1. cemille ayni mahallede oturuyorduk, 2 aile dostunun çocukları olarak kaçınılmaz bir bağla kendimizi bildik bileli tanıyorduk, gün geldi okul cağımıza geldik, ayni sınıfa kaydolduk. derste yanyana oturur teneffüste birlikte gezerdik.

    bir gün teneffüste cemille el ele kol kola “önümüze çıkanları teeekmeleriz” şarkisi eşliğinde milletin kıçına tekme atıp kişniyoruz, derken cemilin suratına bir ölüm sessizliği oturdu. ben okul müdürünün yüzünü bu kadar ciddi görmemiştim 1nci katın camını kırdığımda. umursayan her arkadas gibi cemile nooldu lan bakisi attim, cemil çatık kaşlarını kaldirmadan “ben altıma sıçtım galiba” dedi koşa koşa uzaklaştı.

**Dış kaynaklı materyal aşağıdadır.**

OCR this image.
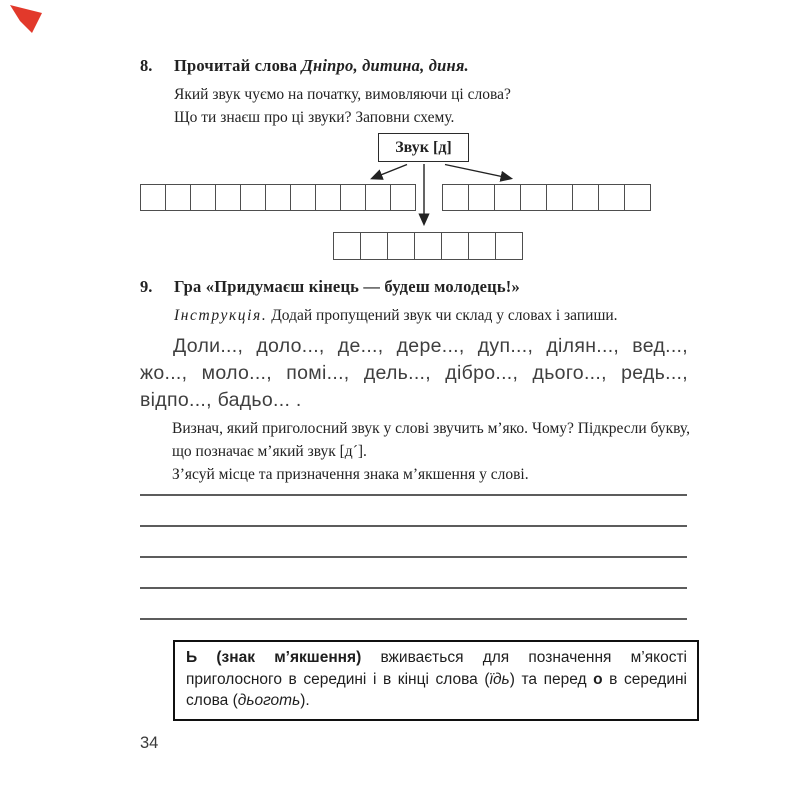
8. Прочитай слова Дніпро, дитина, диня.

Який звук чуємо на початку, вимовляючи ці слова?

Що ти знаєш про ці звуки? Заповни схему.

Звук [д]
9. Гра «Придумаєш кінець — будеш молодець!»

Інструкція. Додай пропущений звук чи склад у словах і запиши.

Доли..., доло..., де..., дере..., дуп..., ділян..., вед..., жо..., моло..., помі..., дель..., дібро..., дього..., редь..., відпо..., бадьо... .

Визнач, який приголосний звук у слові звучить м’яко. Чому? Підкресли букву, що позначає м’який звук [д´].

З’ясуй місце та призначення знака м’якшення у слові.

Ь (знак м’якшення) вживається для позначення м’якості приголосного в середині і в кінці слова (їдь) та перед о в середині слова (дьоготь).
34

    ders vakti geldi saga bakıyorum sola bakıyorum cemil yok, derse girdik öğretmenin fark etmesi uzun sürmedi tabi, “tbib, cemil nerlerde” dedi, ben cevap veremiyorum, soruyu tekrarladı cevap yok, sonra nasıl akil ettiysem usul usul öğretmenin yanına gittim, ama o kadar utanıyorum ki sanki altına sıçan benim. kulagına fısıldadım vahim durumu. hoca bir iki “hımpfss” yaptı, sonra tuttu kendini gel bi bakalım dedi, tuvaletlerin oraya gidiyoruz, sonradan fark ettik ki birsey oldu sanan koca sınıf da peşimizden gelmiş kızlı erkekli.

    ve maalesef ki kadim dostum cemili yakaladığımız manzara şu: pantolonunu kapi koluna asan cemilin altı çıplak üstündeki önlük nizami şekilde dügmeli. eline tuvalet fırçasını almış tasla su döküp döküp donunu fırçalıyor, bir yandan da ağlıyor. kahkaha atarken kesin siniftan 2-3 kisi daha altina etmistir o gun.

    not: arkadasın adı cemil değil. şu an 30 yaşinda bir doktor, başak burcu. ama at gibi sıçmakta halen bir beis görmüyor.